The main objective of my project was to scrape information from a website, specifically from [https://www.stylecentrewholesale.co.uk/](https://www.stylecentrewholesale.co.uk/). The website conveniently had a page containing all the products, which reduced the need for extensive automation.

Due to the large amount of data and the limitations of my laptop and internet connection, I divided my project into two separate files:

1. `next_page`: In this file, I utilized Selenium to visit each page and extract its link. There were a total of 123 pages.

2. `scrapping`: In this file, I used BeautifulSoup to scrape the necessary product information and saved it as a CSV file.

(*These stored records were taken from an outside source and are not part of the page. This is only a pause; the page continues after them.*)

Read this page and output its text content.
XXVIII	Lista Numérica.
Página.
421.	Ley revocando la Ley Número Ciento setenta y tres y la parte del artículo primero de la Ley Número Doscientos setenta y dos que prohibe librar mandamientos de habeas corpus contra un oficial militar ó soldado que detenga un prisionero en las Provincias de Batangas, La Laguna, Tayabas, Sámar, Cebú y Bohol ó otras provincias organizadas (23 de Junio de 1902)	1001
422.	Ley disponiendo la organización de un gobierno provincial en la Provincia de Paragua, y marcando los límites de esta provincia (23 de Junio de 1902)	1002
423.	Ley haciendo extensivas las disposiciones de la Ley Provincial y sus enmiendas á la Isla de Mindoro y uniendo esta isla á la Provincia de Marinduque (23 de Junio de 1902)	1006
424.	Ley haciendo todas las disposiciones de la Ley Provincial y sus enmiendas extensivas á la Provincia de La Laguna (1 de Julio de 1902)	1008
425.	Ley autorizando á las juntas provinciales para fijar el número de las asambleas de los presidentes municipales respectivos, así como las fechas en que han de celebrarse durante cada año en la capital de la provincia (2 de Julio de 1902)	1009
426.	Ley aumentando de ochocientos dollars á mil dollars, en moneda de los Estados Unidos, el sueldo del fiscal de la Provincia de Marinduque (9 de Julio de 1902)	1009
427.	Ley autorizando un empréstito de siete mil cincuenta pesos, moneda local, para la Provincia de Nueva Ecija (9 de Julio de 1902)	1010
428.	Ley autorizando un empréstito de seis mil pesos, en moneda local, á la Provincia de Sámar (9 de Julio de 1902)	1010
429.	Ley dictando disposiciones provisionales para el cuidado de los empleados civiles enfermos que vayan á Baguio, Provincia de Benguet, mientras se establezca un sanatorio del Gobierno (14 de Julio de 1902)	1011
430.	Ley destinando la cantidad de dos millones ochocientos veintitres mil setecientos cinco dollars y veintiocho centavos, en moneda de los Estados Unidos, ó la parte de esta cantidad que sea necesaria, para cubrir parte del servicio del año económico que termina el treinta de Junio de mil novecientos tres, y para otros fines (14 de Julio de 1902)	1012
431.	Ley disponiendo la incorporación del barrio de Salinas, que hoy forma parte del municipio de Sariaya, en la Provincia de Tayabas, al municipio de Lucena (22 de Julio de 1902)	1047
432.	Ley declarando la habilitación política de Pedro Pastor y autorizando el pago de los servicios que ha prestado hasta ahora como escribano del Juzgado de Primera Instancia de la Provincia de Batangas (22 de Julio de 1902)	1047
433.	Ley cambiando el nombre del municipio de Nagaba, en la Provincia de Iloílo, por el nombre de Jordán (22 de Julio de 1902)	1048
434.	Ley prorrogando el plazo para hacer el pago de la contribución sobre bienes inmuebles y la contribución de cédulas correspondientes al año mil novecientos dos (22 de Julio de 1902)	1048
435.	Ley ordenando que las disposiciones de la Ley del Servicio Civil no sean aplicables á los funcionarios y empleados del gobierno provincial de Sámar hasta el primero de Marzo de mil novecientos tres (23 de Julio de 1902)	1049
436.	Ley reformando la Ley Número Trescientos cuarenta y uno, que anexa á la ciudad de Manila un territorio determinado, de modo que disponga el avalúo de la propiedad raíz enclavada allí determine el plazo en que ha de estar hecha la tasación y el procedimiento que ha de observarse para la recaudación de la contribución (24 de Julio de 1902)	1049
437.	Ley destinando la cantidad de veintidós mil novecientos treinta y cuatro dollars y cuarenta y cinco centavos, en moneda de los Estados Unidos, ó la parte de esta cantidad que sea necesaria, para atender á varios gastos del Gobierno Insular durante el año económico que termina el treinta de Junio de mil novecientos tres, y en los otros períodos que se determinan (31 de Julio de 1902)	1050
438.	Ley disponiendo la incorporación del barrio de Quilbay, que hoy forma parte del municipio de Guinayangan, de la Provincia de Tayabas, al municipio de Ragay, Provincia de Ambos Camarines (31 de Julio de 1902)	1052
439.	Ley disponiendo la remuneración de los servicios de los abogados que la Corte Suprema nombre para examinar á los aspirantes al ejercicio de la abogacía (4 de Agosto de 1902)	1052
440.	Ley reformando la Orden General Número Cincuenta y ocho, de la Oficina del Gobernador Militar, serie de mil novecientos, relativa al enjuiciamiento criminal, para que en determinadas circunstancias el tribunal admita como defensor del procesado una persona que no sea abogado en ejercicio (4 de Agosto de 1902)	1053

To manage the enormous amount of data, I divided the links into four parts and executed the code for each file accordingly. In the end, I successfully scraped data from 123 pages, with each page containing around 24 products, resulting in a single CSV file containing information on 2,256 products.

---



In [22]:
#importing necessary modules
from selenium import webdriver
from selenium.webdriver.common.keys import Keys
from selenium.webdriver.common.by import By
from selenium.webdriver.support.ui import WebDriverWait
from selenium.webdriver.chrome.options import Options
from selenium.common.exceptions import NoSuchElementException

import time
from datetime import date
import os
import json


In [30]:
#initializing selenium chrome driver
DRIVER = webdriver.Chrome()
#the function main() initiate the code and call other function and save all the data into a list
def main():
    try:
        DRIVER.get("https://www.stylecentrewholesale.co.uk/collections/all")
        page_list = next_page()
        input("Bot Operation Completed. Press any key...")
        DRIVER.close()
        return page_list
    except Exception as e:
        print(e)
        DRIVER.close()
    return page_list
#the function next_page goes through each page and collects the source url of that page
def next_page():
    
    page_list = [] 
    while True:
        try:
            #find the path for the next page and click it
            main = DRIVER.find_element(By.XPATH, '//ul[@class="pagination-custom"]/child::li/child::a[contains(text(),"→")]')
            main.click()
            #save the current url into a list
            page_list.append(DRIVER.current_url)
            time.sleep(3)
        except NoSuchElementException:
            # If the "→" element is not found, it means no more pages are left, so break the loop
            break
    return page_list
#intiliaze the code 
if __name__ == "__main__":
    page_list_result = main()
    print(page_list_result)



Bot Operation Completed. Press any key...
['https://www.stylecentrewholesale.co.uk/collections/all?page=2', 'https://www.stylecentrewholesale.co.uk/collections/all?page=3', 'https://www.stylecentrewholesale.co.uk/collections/all?page=4', 'https://www.stylecentrewholesale.co.uk/collections/all?page=5', 'https://www.stylecentrewholesale.co.uk/collections/all?page=6', 'https://www.stylecentrewholesale.co.uk/collections/all?page=7', 'https://www.stylecentrewholesale.co.uk/collections/all?page=8', 'https://www.stylecentrewholesale.co.uk/collections/all?page=9', 'https://www.stylecentrewholesale.co.uk/collections/all?page=10', 'https://www.stylecentrewholesale.co.uk/collections/all?page=11', 'https://www.stylecentrewholesale.co.uk/collections/all?page=12', 'https://www.stylecentrewholesale.co.uk/collections/all?page=13', 'https://www.stylecentrewholesale.co.uk/collections/all?page=14', 'https://www.stylecentrewholesale.co.uk/collections/all?page=15', 'https://www.stylecentrewholesale.co.uk/c

In [41]:
import pandas as pd
#insert the link of first page
page_list_result.insert(0,'https://www.stylecentrewholesale.co.uk/collections/all')
#save the list as a pandas DataFrame
df_dict = {'page_link':page_list_result}
df= pd.DataFrame(df_dict)
df

Unnamed: 0,page_link
0,https://www.stylecentrewholesale.co.uk/collect...
1,https://www.stylecentrewholesale.co.uk/collect...
2,https://www.stylecentrewholesale.co.uk/collect...
3,https://www.stylecentrewholesale.co.uk/collect...
4,https://www.stylecentrewholesale.co.uk/collect...
...,...
119,https://www.stylecentrewholesale.co.uk/collect...
120,https://www.stylecentrewholesale.co.uk/collect...
121,https://www.stylecentrewholesale.co.uk/collect...
122,https://www.stylecentrewholesale.co.uk/collect...


In [42]:
df.to_csv('pages_link.csv',index=False)